Cowen and Lipman won Emmies for both "Sisters" and "An Early Frost," and a Best Series award for "Frost" from the Gay and Lesbian Alliance Against Defamation (GLAAD). 

"Frost" also won the coveted Peabody Award and was nominated for a Golden Globe.

"Queer As Folk" pushes the envelope further.

Lipman said, "You can't do this project and not go all the way. And it isn't even in the graphicness of the sex or the language; it's in the characters too -- especially the character of Brian, who is so unapologetic, who is a gay character who has balls, who fucks, who takes drugs, who is not sick, and who doesn't need to apologize. This is a character unlike commercial gay characters, who are either eunuchs or clowns. Those are nonthreatening gay characters. To many people, Brian is a threatening gay character. That's why people have the reactions they do."

Cowan was asked recently if there is one thing he could pinpoint as the reason for the success of the series.

"I think they like the characters, and the actors, and, of course, the stories. I think they like the humour. I think they like the production values, the music, the dancing and all the production side of it. But first and foremost, I think they really just like the characters. When you scrape away everything else, it's a family show. This is just a family that has chosen each other. It's not the family you were born with; it is the family you chose."

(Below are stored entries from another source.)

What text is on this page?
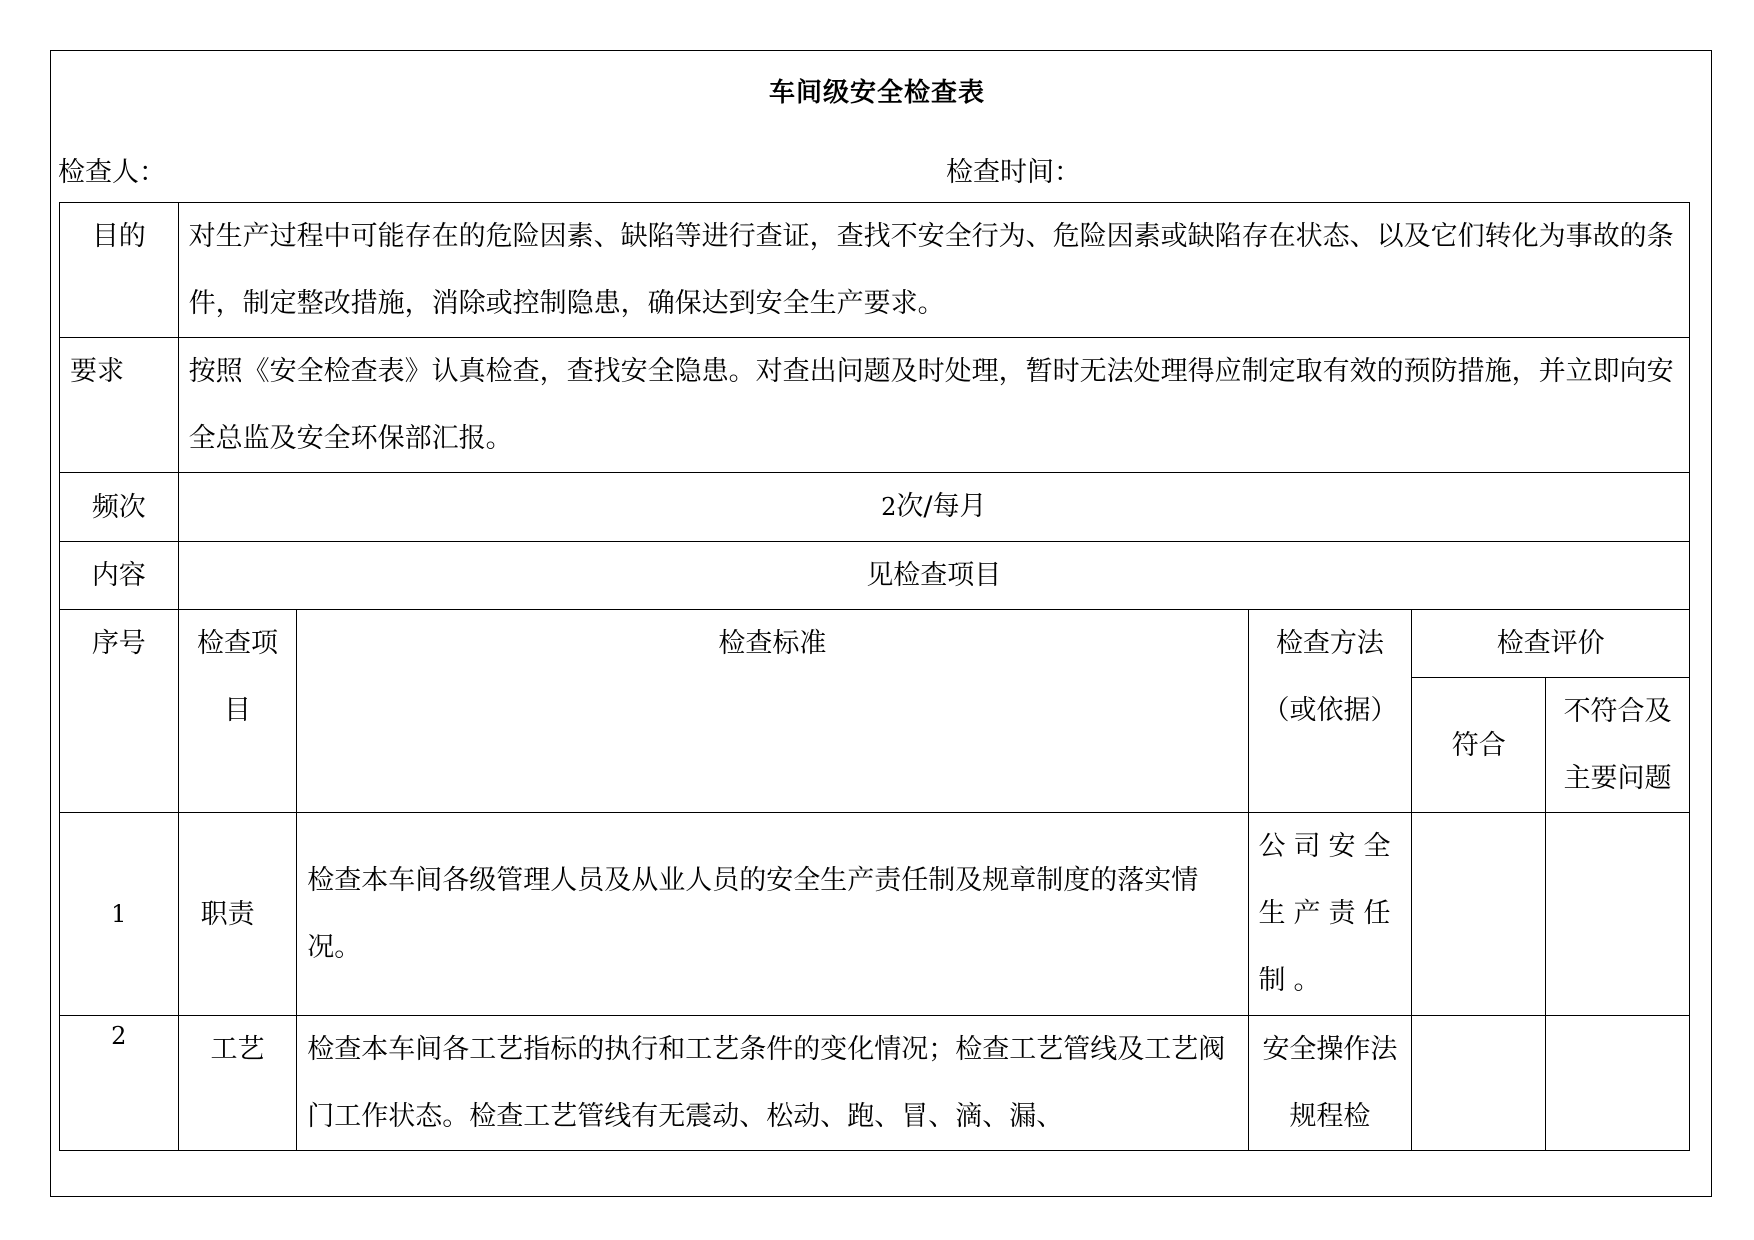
车间级安全检查表
检查人：	检查时间：
目的	对生产过程中可能存在的危险因素、缺陷等进行查证，查找不安全行为、危险因素或缺陷存在状态、以及它们转化为事故的条件，制定整改措施，消除或控制隐患，确保达到安全生产要求。				
要求	按照《安全检查表》认真检查，查找安全隐患。对查出问题及时处理，暂时无法处理得应制定取有效的预防措施，并立即向安全总监及安全环保部汇报。				
频次	2次/每月				
内容	见检查项目				
序号	检查项目	检查标准	检查方法（或依据）	检查评价	
				符合	不符合及主要问题
1	职责	检查本车间各级管理人员及从业人员的安全生产责任制及规章制度的落实情况。	公司安全生产责任制。		
2	工艺	检查本车间各工艺指标的执行和工艺条件的变化情况；检查工艺管线及工艺阀门工作状态。检查工艺管线有无震动、松动、跑、冒、滴、漏、	安全操作法规程检		
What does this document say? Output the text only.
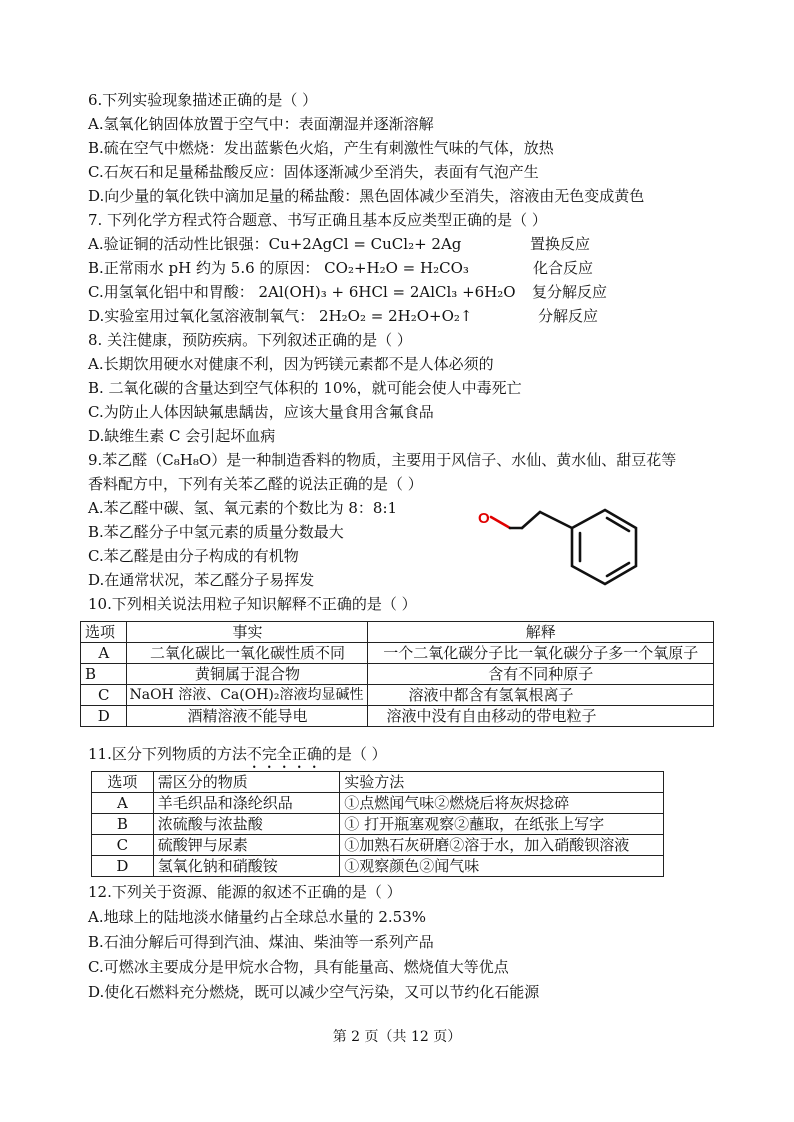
6.下列实验现象描述正确的是（ ）
A.氢氧化钠固体放置于空气中：表面潮湿并逐渐溶解
B.硫在空气中燃烧：发出蓝紫色火焰，产生有刺激性气味的气体，放热
C.石灰石和足量稀盐酸反应：固体逐渐减少至消失，表面有气泡产生
D.向少量的氧化铁中滴加足量的稀盐酸：黑色固体减少至消失，溶液由无色变成黄色
7. 下列化学方程式符合题意、书写正确且基本反应类型正确的是（ ）
A.验证铜的活动性比银强：Cu+2AgCl = CuCl₂+ 2Ag	置换反应
B.正常雨水 pH 约为 5.6 的原因： CO₂+H₂O = H₂CO₃	化合反应
C.用氢氧化铝中和胃酸： 2Al(OH)₃ + 6HCl = 2AlCl₃ +6H₂O 复分解反应
D.实验室用过氧化氢溶液制氧气： 2H₂O₂ = 2H₂O+O₂↑	分解反应
8. 关注健康，预防疾病。下列叙述正确的是（ ）
A.长期饮用硬水对健康不利，因为钙镁元素都不是人体必须的
B. 二氧化碳的含量达到空气体积的 10%，就可能会使人中毒死亡
C.为防止人体因缺氟患龋齿，应该大量食用含氟食品
D.缺维生素 C 会引起坏血病
9.苯乙醛（C₈H₈O）是一种制造香料的物质，主要用于风信子、水仙、黄水仙、甜豆花等
香料配方中，下列有关苯乙醛的说法正确的是（ ）
A.苯乙醛中碳、氢、氧元素的个数比为 8：8:1
B.苯乙醛分子中氢元素的质量分数最大
C.苯乙醛是由分子构成的有机物
D.在通常状况，苯乙醛分子易挥发
O
10.下列相关说法用粒子知识解释不正确的是（ ）
选项	事实	解释
A	二氧化碳比一氧化碳性质不同	一个二氧化碳分子比一氧化碳分子多一个氧原子
B	黄铜属于混合物	含有不同种原子
C	NaOH 溶液、Ca(OH)₂溶液均显碱性	溶液中都含有氢氧根离子
D	酒精溶液不能导电	溶液中没有自由移动的带电粒子
11.区分下列物质的方法不完全正确的是（ ）
选项	需区分的物质	实验方法
A	羊毛织品和涤纶织品	①点燃闻气味②燃烧后将灰烬捻碎
B	浓硫酸与浓盐酸	① 打开瓶塞观察②蘸取，在纸张上写字
C	硫酸钾与尿素	①加熟石灰研磨②溶于水，加入硝酸钡溶液
D	氢氧化钠和硝酸铵	①观察颜色②闻气味
12.下列关于资源、能源的叙述不正确的是（ ）
A.地球上的陆地淡水储量约占全球总水量的 2.53%
B.石油分解后可得到汽油、煤油、柴油等一系列产品
C.可燃冰主要成分是甲烷水合物，具有能量高、燃烧值大等优点
D.使化石燃料充分燃烧，既可以减少空气污染，又可以节约化石能源
第 2 页（共 12 页）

He also has little time for the criticism about too much sex and drugs.

"I guess there is always going to be some straight backlash. Although I have to tell you, I haven't heard all that much about the religious right condemning our show too loudly. And I expected it to be scary... I guess I thought that gay people would really like the show because it was funny. Not to pat myself on the back, but I'm thinking it's a fairly intelligent, witty show; it's clever and the characters are easy to relate to. I get kind of distressed when I hear, "Oh, they're gay stereotypes, there's too much sex, the sex is gratuitous."

"Frankly, we do the sex, at least I'm doing the sex on the show, and I don't mean to sound pretentious, but I'm doing it for more political reasons than titillation. I feel that we've all seen straight people having sex in "R" rated movies since we were born, but we've never seen gay people having sex, so I think we've got about 35 years to catch up to. I think it's our turn to see us having sex. And if people don't like it, 'fuck 'em.' I mean I really feel that way.

"I want straight people to keep seeing us having sex until they think it's absolutely boring, till it's so mundane and nothing, that they don't care anymore. I think that's when we've taken a step forward. I want the gay sex to be boring."